The lawsuit, by the industry-backed California FAIR Plan against Insurance Commissioner Ricardo Lara, is the latest twist in a deepening crisis over property insurance in rural areas prone to wildfires. Earlier this month Lara imposed a one-year moratorium banning traditional carriers from canceling homeowners’ insurance in the Kincade Fire zone in Sonoma County and other areas struck by wildfires this year.
That moratorium won’t help the thousands of homeowners who’ve lost coverage after the devastating fires of 2017 and 2018 cost the industry $25 billion. Many of those homeowners, unable to get replacement coverage from traditional carriers, have been forced to purchase insurance from the FAIR Plan, which was established by the Legislature but is privately run and funded by insurers. More than 30,000 homeowners in California have FAIR Plan insurance.
FAIR Plan coverage can cost two or three times as much as traditional insurance and only offers bare-bones coverage. FAIR Plan customers typically have to buy additional insurance to cover theft and other risks, adding to their cost burden. The skyrocketing price of homeowners’ coverage has depressed real estate markets in many rural areas.
Last month, Lara ordered the FAIR Plan to offer comprehensive policies, saying the plan’s customers “deserve the same coverage provided traditional insurers.” He also ordered the plan to double the amount of coverage a customer can buy, to $3 million.
In the lawsuit, filed in Los Angeles Superior Court, the FAIR Plan demanded that both orders be blocked. The organization said ordering the plan to offer comprehensive coverage violates the FAIR Plan’s charter.
The lawsuit also said forcing the plan to cover damages up to $3 million, without a substantial rate hike, will wreck the FAIR Plan’s already strained finances. The plan’s rates “are currently inadequate and must be increased,” the lawsuit said.

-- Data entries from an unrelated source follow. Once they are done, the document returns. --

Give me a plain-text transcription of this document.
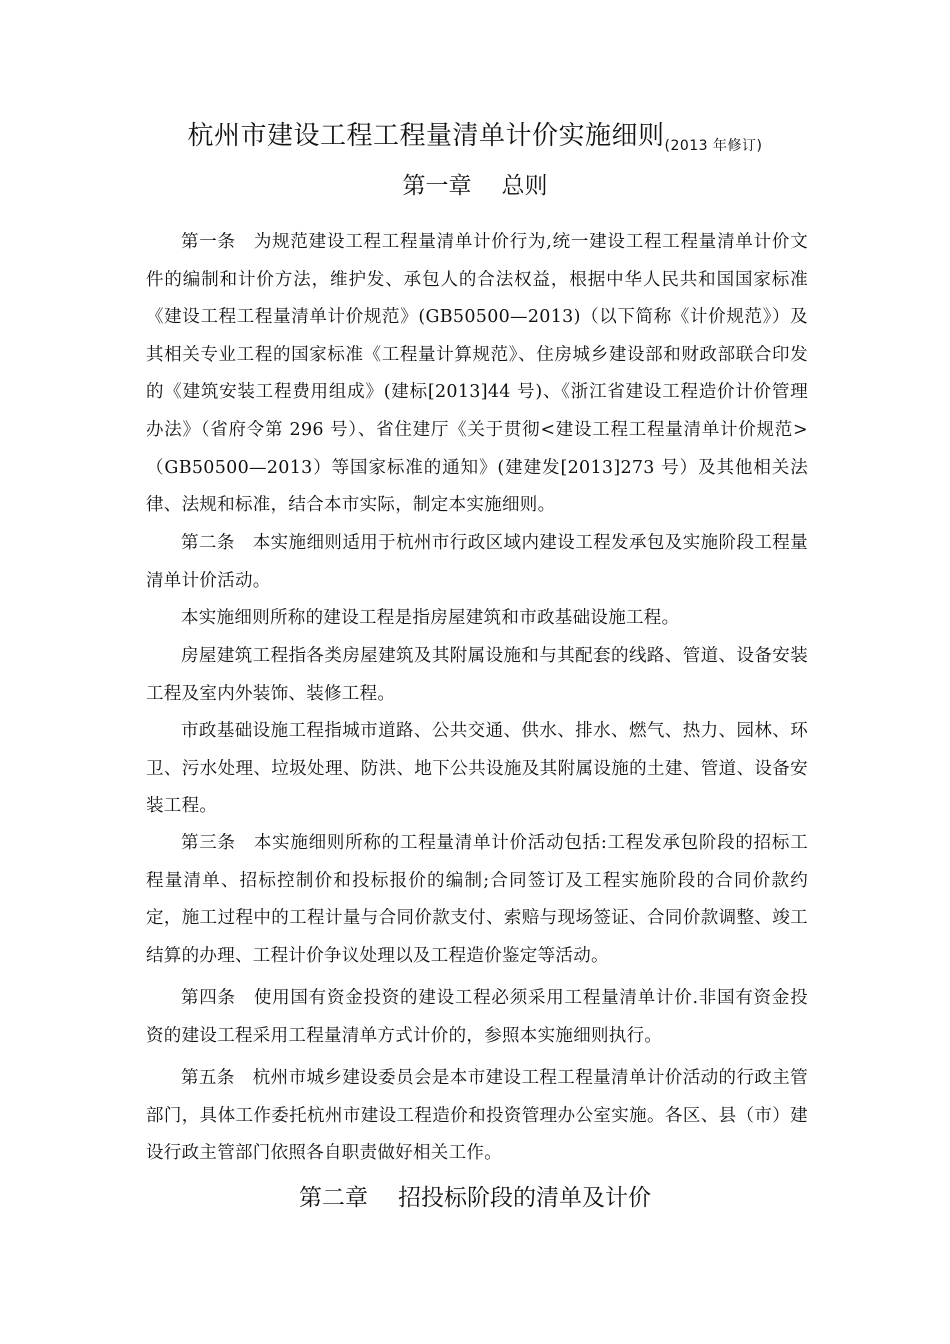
杭州市建设工程工程量清单计价实施细则$_{(2013 年修订)}$
第一章 总则

第一条 为规范建设工程工程量清单计价行为,统一建设工程工程量清单计价文件的编制和计价方法，维护发、承包人的合法权益，根据中华人民共和国国家标准《建设工程工程量清单计价规范》(GB50500—2013)（以下简称《计价规范》）及其相关专业工程的国家标准《工程量计算规范》、住房城乡建设部和财政部联合印发的《建筑安装工程费用组成》(建标[2013]44 号)、《浙江省建设工程造价计价管理办法》（省府令第 296 号）、省住建厅《关于贯彻<建设工程工程量清单计价规范>（GB50500—2013）等国家标准的通知》(建建发[2013]273 号）及其他相关法律、法规和标准，结合本市实际，制定本实施细则。

第二条 本实施细则适用于杭州市行政区域内建设工程发承包及实施阶段工程量清单计价活动。

本实施细则所称的建设工程是指房屋建筑和市政基础设施工程。

房屋建筑工程指各类房屋建筑及其附属设施和与其配套的线路、管道、设备安装工程及室内外装饰、装修工程。

市政基础设施工程指城市道路、公共交通、供水、排水、燃气、热力、园林、环卫、污水处理、垃圾处理、防洪、地下公共设施及其附属设施的土建、管道、设备安装工程。

第三条 本实施细则所称的工程量清单计价活动包括:工程发承包阶段的招标工程量清单、招标控制价和投标报价的编制;合同签订及工程实施阶段的合同价款约定，施工过程中的工程计量与合同价款支付、索赔与现场签证、合同价款调整、竣工结算的办理、工程计价争议处理以及工程造价鉴定等活动。

第四条 使用国有资金投资的建设工程必须采用工程量清单计价.非国有资金投资的建设工程采用工程量清单方式计价的，参照本实施细则执行。

第五条 杭州市城乡建设委员会是本市建设工程工程量清单计价活动的行政主管部门，具体工作委托杭州市建设工程造价和投资管理办公室实施。各区、县（市）建设行政主管部门依照各自职责做好相关工作。

第二章 招投标阶段的清单及计价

The FAIR Plan gets no state subsidies and its requests for rate hikes must be approved by Lara’s department.
The suit blasts Lara’s order as a “politically expedient maneuver” and said the commissioner is ignoring “the root cause” of the problem — the state’s unwillingness to grant the industry the rate hikes it needs in high-risk fire zones.
Lara, in a prepared statement, fired back at the FAIR Plan: “Insurers can’t have it both ways; they cannot continue to cancel policyholders at an alarming rate, leaving them with the FAIR Plan as their only option, with woefully inadequate coverage.”
The Legislature established the FAIR Plan after insurers abandoned inner city Los Angeles customers following the 1965 riots in Watts.